Sentenza in Appello, l’uomo ha ucciso moglie e figlia: potrà lasciare l’Italia solo dopo aver scontato la condanna

PESCINA. Ergastolo confermato, con isolamento diurno e notturno per un anno. La Corte d’assise d’appello dell’Aquila ha confermato la condanna di primo grado nei confronti di Veli Selmanaj, colpevole del duplice omicidio a colpi di pistola della figlia Senade e della moglie Fatima, avvenuto nell’ottobre 2013 all’uscita di un supermercato di Pescina. Oltre a scontare il massimo della pena, la sentenza nei confronti del padre e marito killer sarà pubblicata su circuiti web per quindici giorni. Una richiesta avanzata dal procuratore generale Romolo Como. Selmanaj, secondo la sentenza, sarà anche espulso dall’Italia soltanto una volta scontata la pena dell’ergastolo. Dovrà pagare, infine, una provvisionale di 50mila euro.

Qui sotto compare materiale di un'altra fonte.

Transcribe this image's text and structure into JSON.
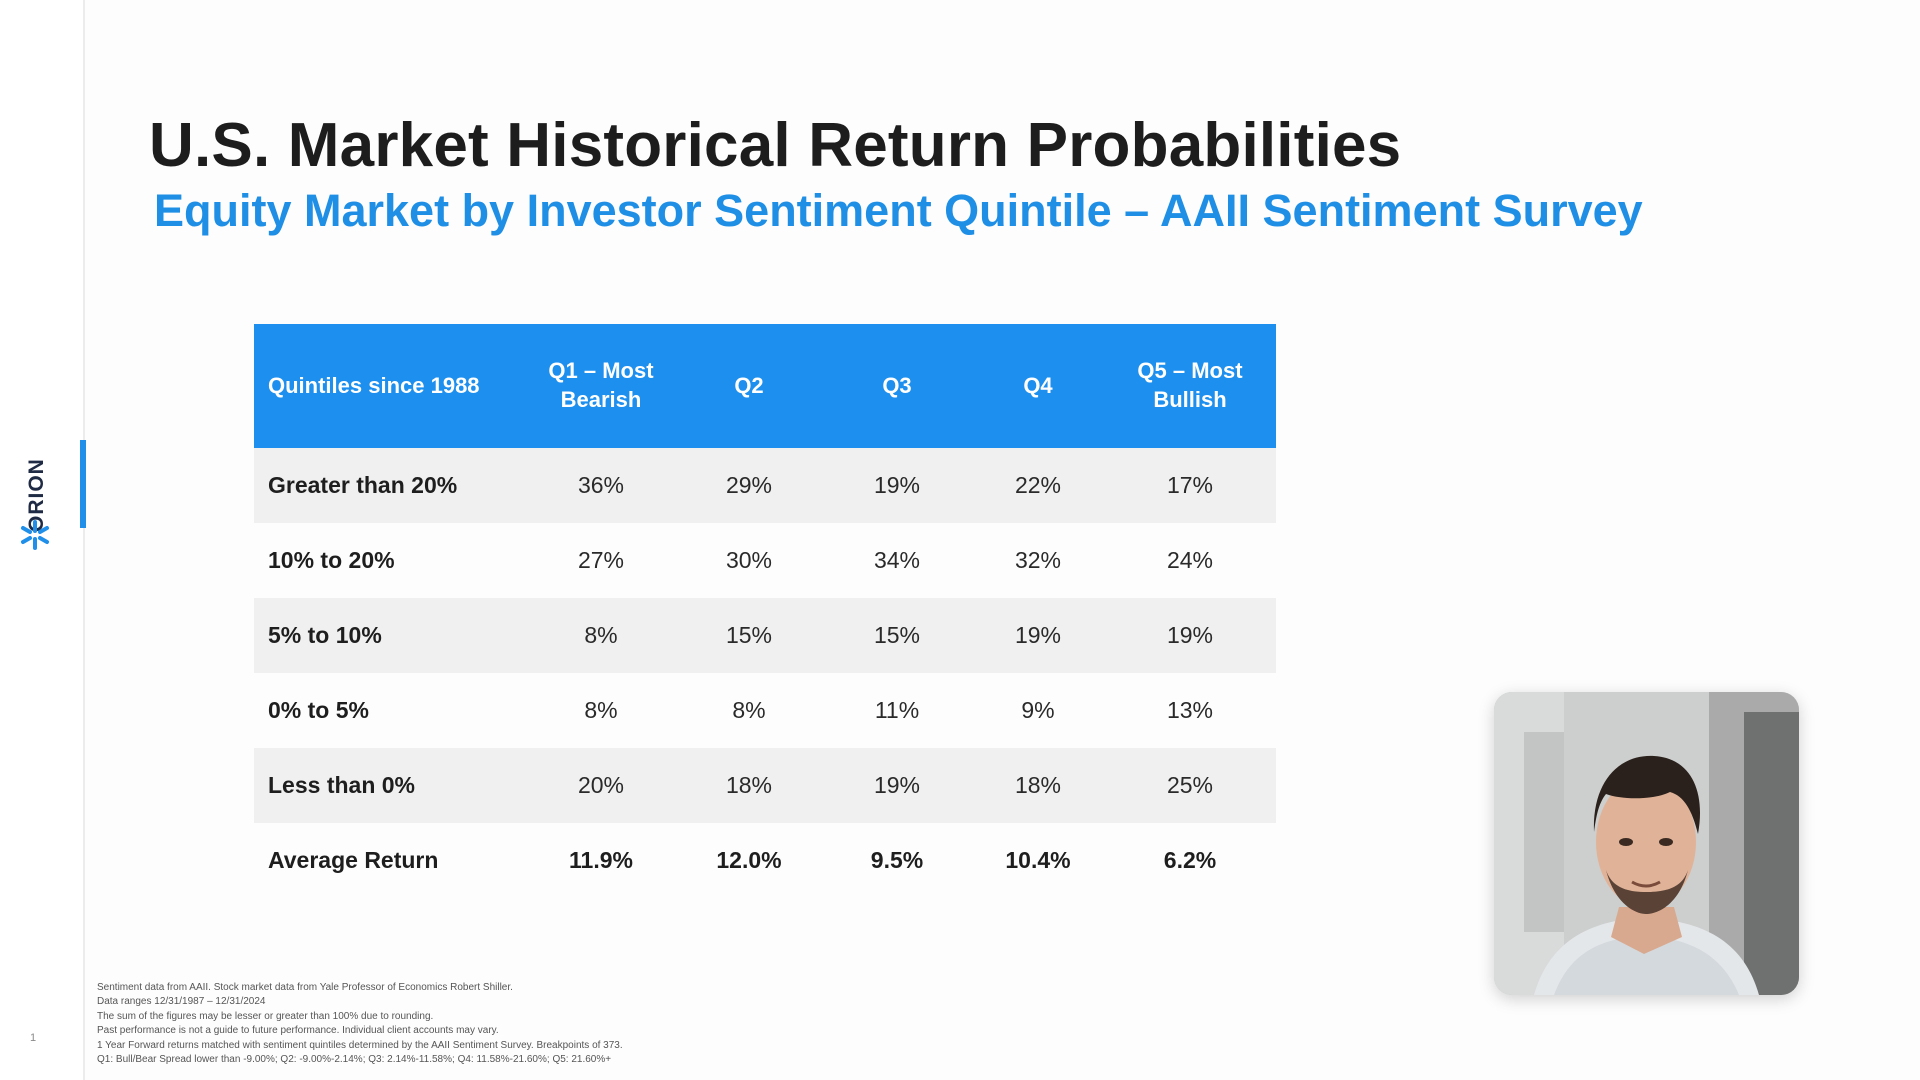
{
  "slide": {
    "title": "U.S. Market Historical Return Probabilities",
    "subtitle": "Equity Market by Investor Sentiment Quintile – AAII Sentiment Survey",
    "page_number": "1",
    "brand": {
      "name": "ORION",
      "icon": "asterisk-logo-icon",
      "accent_color": "#1f8fea"
    }
  },
  "colors": {
    "header_bg": "#1d8fee",
    "subtitle": "#1f8fe6",
    "row_shade": "#f0f0f0"
  },
  "table": {
    "headers": [
      "Quintiles since 1988",
      "Q1 – Most Bearish",
      "Q2",
      "Q3",
      "Q4",
      "Q5 – Most Bullish"
    ],
    "rows": [
      {
        "label": "Greater than 20%",
        "values": [
          "36%",
          "29%",
          "19%",
          "22%",
          "17%"
        ]
      },
      {
        "label": "10% to 20%",
        "values": [
          "27%",
          "30%",
          "34%",
          "32%",
          "24%"
        ]
      },
      {
        "label": "5% to 10%",
        "values": [
          "8%",
          "15%",
          "15%",
          "19%",
          "19%"
        ]
      },
      {
        "label": "0% to 5%",
        "values": [
          "8%",
          "8%",
          "11%",
          "9%",
          "13%"
        ]
      },
      {
        "label": "Less than 0%",
        "values": [
          "20%",
          "18%",
          "19%",
          "18%",
          "25%"
        ]
      },
      {
        "label": "Average Return",
        "values": [
          "11.9%",
          "12.0%",
          "9.5%",
          "10.4%",
          "6.2%"
        ]
      }
    ]
  },
  "footnotes": [
    "Sentiment data from AAII. Stock market data from Yale Professor of Economics Robert Shiller.",
    "Data ranges 12/31/1987 – 12/31/2024",
    "The sum of the figures may be lesser or greater than 100% due to rounding.",
    "Past performance is not a guide to future performance. Individual client accounts may vary.",
    "1 Year Forward returns matched with sentiment quintiles determined by the AAII Sentiment Survey. Breakpoints of 373.",
    "Q1: Bull/Bear Spread lower than -9.00%; Q2: -9.00%-2.14%; Q3: 2.14%-11.58%; Q4: 11.58%-21.60%; Q5: 21.60%+"
  ],
  "video": {
    "subject": "presenter-webcam"
  }
}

«Aspettiamo di leggere le motivazioni della sentenza», hanno commentato a caldo i difensori del kosovaro, Antonio Milo e Davide Baldassarre, «e certamente ricorreremo in Cassazione». I legali avevano presentato una richiesta di perizia che non è stata accolta. «Ci aspettavamo che la Corte», hanno sottolineato, «disponesse la perizia d’ufficio per valutare una eventuale incapacità di intendere e di volere dell’imputato. Vogliamo capire qual è stato il motivo del diniego di tale istanza e per questo attendiamo il documento del giudice».

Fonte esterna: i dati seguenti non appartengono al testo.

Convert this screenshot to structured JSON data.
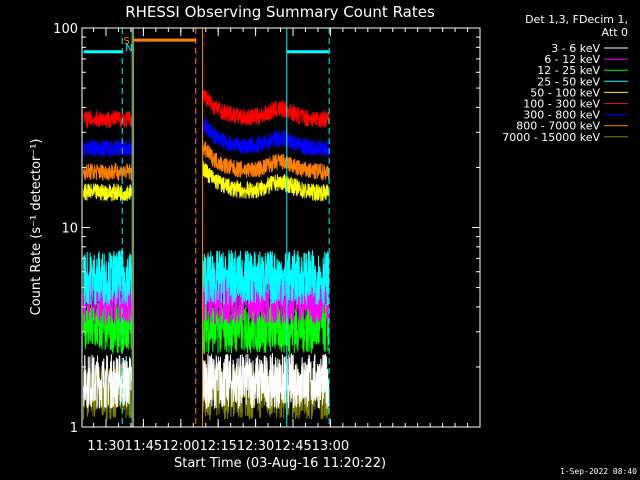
{
  "chart_data": {
    "type": "line",
    "title": "RHESSI Observing Summary Count Rates",
    "xlabel": "Start Time (03-Aug-16 11:20:22)",
    "ylabel": "Count Rate (s⁻¹ detector⁻¹)",
    "x_range_minutes": [
      20.37,
      180
    ],
    "y_range": [
      1,
      100
    ],
    "y_scale": "log",
    "x_ticks": [
      {
        "minute": 30,
        "label": "11:30"
      },
      {
        "minute": 45,
        "label": "11:45"
      },
      {
        "minute": 60,
        "label": "12:00"
      },
      {
        "minute": 75,
        "label": "12:15"
      },
      {
        "minute": 90,
        "label": "12:30"
      },
      {
        "minute": 105,
        "label": "12:45"
      },
      {
        "minute": 120,
        "label": "13:00"
      }
    ],
    "y_ticks": [
      {
        "value": 1,
        "label": "1"
      },
      {
        "value": 10,
        "label": "10"
      },
      {
        "value": 100,
        "label": "100"
      }
    ],
    "legend_header": [
      "Det 1,3, FDecim 1,",
      "Att 0"
    ],
    "legend_placement": "right",
    "series": [
      {
        "name": "3 - 6 keV",
        "color": "#ffffff",
        "level": 1.7
      },
      {
        "name": "6 - 12 keV",
        "color": "#ff00ff",
        "level": 4.5
      },
      {
        "name": "12 - 25 keV",
        "color": "#00ff00",
        "level": 3.2
      },
      {
        "name": "25 - 50 keV",
        "color": "#00ffff",
        "level": 5.6
      },
      {
        "name": "50 - 100 keV",
        "color": "#ffff00",
        "level": 15
      },
      {
        "name": "100 - 300 keV",
        "color": "#ff0000",
        "level": 35
      },
      {
        "name": "300 - 800 keV",
        "color": "#0000ff",
        "level": 25
      },
      {
        "name": "800 - 7000 keV",
        "color": "#ff8000",
        "level": 19
      },
      {
        "name": "7000 - 15000 keV",
        "color": "#808000",
        "level": 1.5
      }
    ],
    "data_segments_minutes": [
      [
        21,
        40.5
      ],
      [
        68.7,
        119.5
      ]
    ],
    "saa_bars": [
      {
        "start": 21,
        "end": 36.5,
        "color": "#00ffff",
        "level": 76
      },
      {
        "start": 102.5,
        "end": 119.5,
        "color": "#00ffff",
        "level": 76
      },
      {
        "start": 41,
        "end": 66,
        "color": "#ff8000",
        "level": 87
      }
    ],
    "vlines": [
      {
        "minute": 36.5,
        "color": "#00ffff",
        "style": "dashed"
      },
      {
        "minute": 40.5,
        "color": "#00ffff",
        "style": "solid"
      },
      {
        "minute": 41,
        "color": "#ff8000",
        "style": "solid"
      },
      {
        "minute": 66,
        "color": "#ff8000",
        "style": "dashed"
      },
      {
        "minute": 68.7,
        "color": "#ff8000",
        "style": "solid"
      },
      {
        "minute": 102.5,
        "color": "#00ffff",
        "style": "solid"
      },
      {
        "minute": 119.5,
        "color": "#00ffff",
        "style": "dashed"
      }
    ],
    "flags": [
      {
        "text": "S",
        "color": "#ff8000",
        "minute": 38.3
      },
      {
        "text": "N",
        "color": "#00ffff",
        "minute": 39.2
      }
    ]
  },
  "footer_timestamp": "1-Sep-2022 08:40"
}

L’uomo è stato condannato all’ergastolo che dovrà scontare, prima in isolamento, nel carcere di Teramo. Il kossovaro, reo confesso, è accusato di duplice omicidio con le aggravanti della premeditazione, del vincolo discendente con la figlia, oltre al porto e alla detenzione abusiva di arma da fuoco. Le figlie, difese dall’avvocato Leonardo Casciere, hanno confermato che in casa dovevano subire continue violenze e angherie e hanno raccontato che spesso il padre rientrava ubriaco e che loro, compresa la sorella, la vittima Senade, erano costrette a subire molestie. Ora, affinché la vicenda giudiziaria sia conclusa, bisogna attendere il processo davanti alla Corte suprema.